The equation for Bernoulli's principle is:
P1 + (1/2)ρV1^2 + ρgh1 = P2 + (1/2)ρV2^2 + ρgh2
Where:
P1 is the pressure in the wider section (1.0 × 10^5 Pa)
V1 is the speed in the wider section (1 m/s)
P2 is the pressure at the constriction (unknown)
V2 is the speed at the constriction (4 m/s)
ρ is the density of water (1000 kg/m^3)
g is the acceleration due to gravity (9.8 m/s^2)
h1 and h2 are the heights at the wider section and constriction, respectively.
Since the water is flowing along a horizontal pipe, the height remains constant, so h1 = h2.

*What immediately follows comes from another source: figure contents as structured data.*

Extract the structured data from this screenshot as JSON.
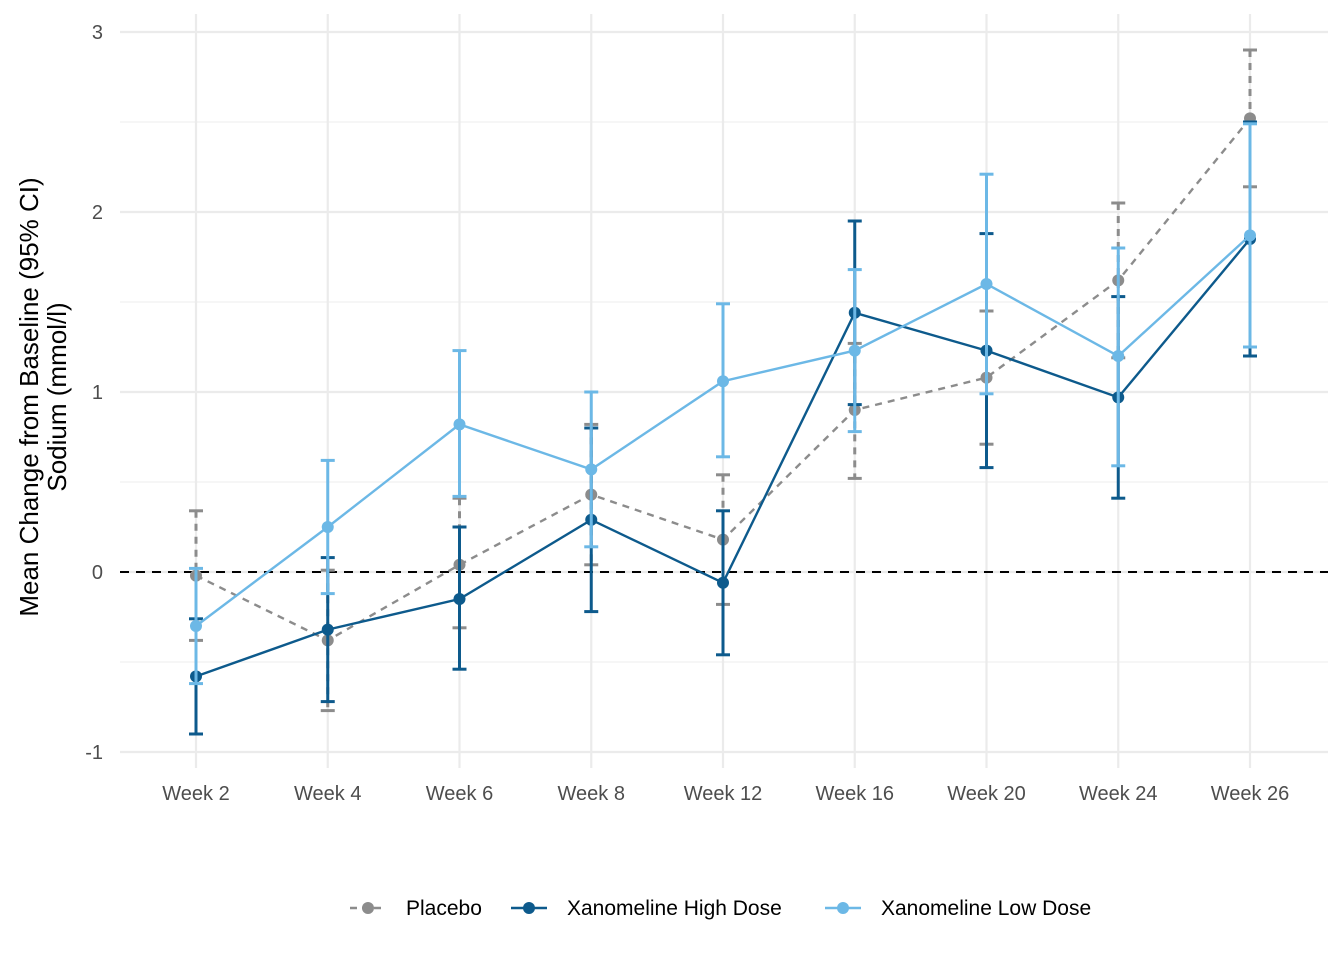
{
  "chart_data": {
    "type": "line",
    "title": "",
    "xlabel": "",
    "ylabel_lines": [
      "Mean Change from Baseline (95% CI)",
      "Sodium (mmol/l)"
    ],
    "categories": [
      "Week 2",
      "Week 4",
      "Week 6",
      "Week 8",
      "Week 12",
      "Week 16",
      "Week 20",
      "Week 24",
      "Week 26"
    ],
    "ylim": [
      -1.1,
      3.1
    ],
    "yticks": [
      -1,
      0,
      1,
      2,
      3
    ],
    "grid": true,
    "reference_line": 0,
    "legend_position": "bottom",
    "series": [
      {
        "name": "Placebo",
        "color": "#8c8c8c",
        "dashed": true,
        "values": [
          -0.02,
          -0.38,
          0.04,
          0.43,
          0.18,
          0.9,
          1.08,
          1.62,
          2.52
        ],
        "lower": [
          -0.38,
          -0.77,
          -0.31,
          0.04,
          -0.18,
          0.52,
          0.71,
          1.19,
          2.14
        ],
        "upper": [
          0.34,
          0.01,
          0.41,
          0.82,
          0.54,
          1.27,
          1.45,
          2.05,
          2.9
        ]
      },
      {
        "name": "Xanomeline High Dose",
        "color": "#0d5a8c",
        "dashed": false,
        "values": [
          -0.58,
          -0.32,
          -0.15,
          0.29,
          -0.06,
          1.44,
          1.23,
          0.97,
          1.85
        ],
        "lower": [
          -0.9,
          -0.72,
          -0.54,
          -0.22,
          -0.46,
          0.93,
          0.58,
          0.41,
          1.2
        ],
        "upper": [
          -0.26,
          0.08,
          0.25,
          0.8,
          0.34,
          1.95,
          1.88,
          1.53,
          2.5
        ]
      },
      {
        "name": "Xanomeline Low Dose",
        "color": "#6cb8e6",
        "dashed": false,
        "values": [
          -0.3,
          0.25,
          0.82,
          0.57,
          1.06,
          1.23,
          1.6,
          1.2,
          1.87
        ],
        "lower": [
          -0.62,
          -0.12,
          0.42,
          0.14,
          0.64,
          0.78,
          0.99,
          0.59,
          1.25
        ],
        "upper": [
          0.02,
          0.62,
          1.23,
          1.0,
          1.49,
          1.68,
          2.21,
          1.8,
          2.49
        ]
      }
    ]
  }
}
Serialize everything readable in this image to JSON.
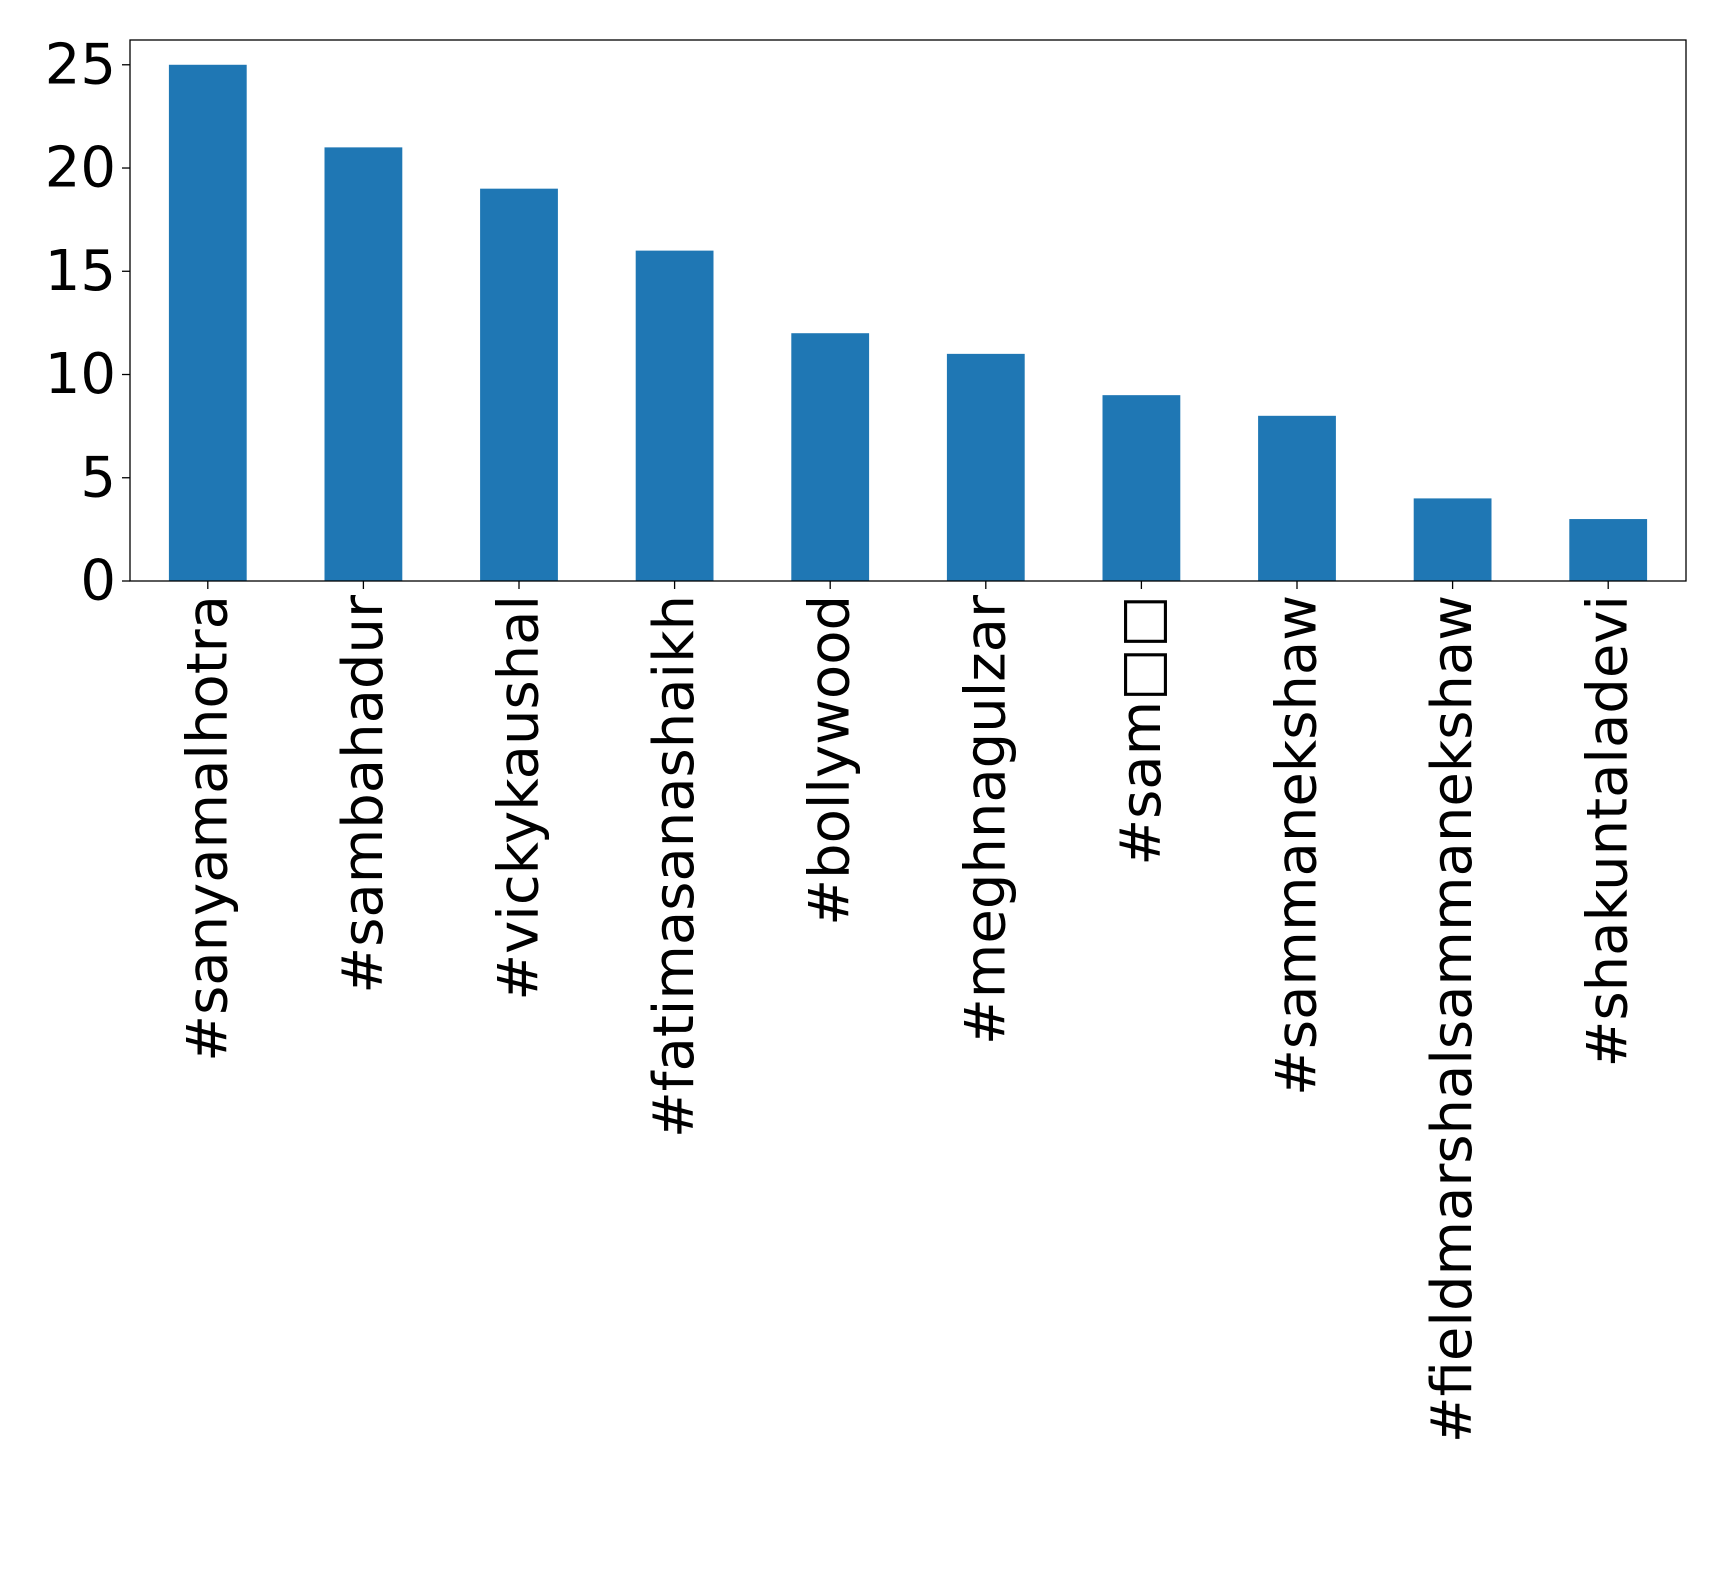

Rearranging Bernoulli's equation, we can solve for P2:
P2 = P1 + (1/2)ρV1^2 + (1/2)ρV2^2 - (1/2)ρV2^2
Substituting the given values, we get:
P2 = 1.0 × 10^5 Pa + (1/2) × 1000 kg/m^3 × (1 m/s)^2 - (1/2) × 1000 kg/m^3 × (4 m/s)^2
Calculating the expression, we find:
P2 = 1.0 × 10^5 Pa + 0.5 × 1000 kg/m^3 × 1 m^2/s^2 - 0.5 × 1000 kg/m^3 × 16 m^2/s^2
P2 = 1.0 × 10^5 Pa + 500 kg/m^3 × m^2/s^2 - 8000 kg/m^3 × m^2/s^2
P2 = 1.0 × 10^5 Pa - 7500 kg/m^3 × m^2/s^2
Finally, replacing the units with their respective SI units, we get:
P2 = 1.0 × 10^5 Pa - 7.5 × 10^6 N/m^2
Therefore, the pressure at the constriction is -7.4 × 10^6 Pa.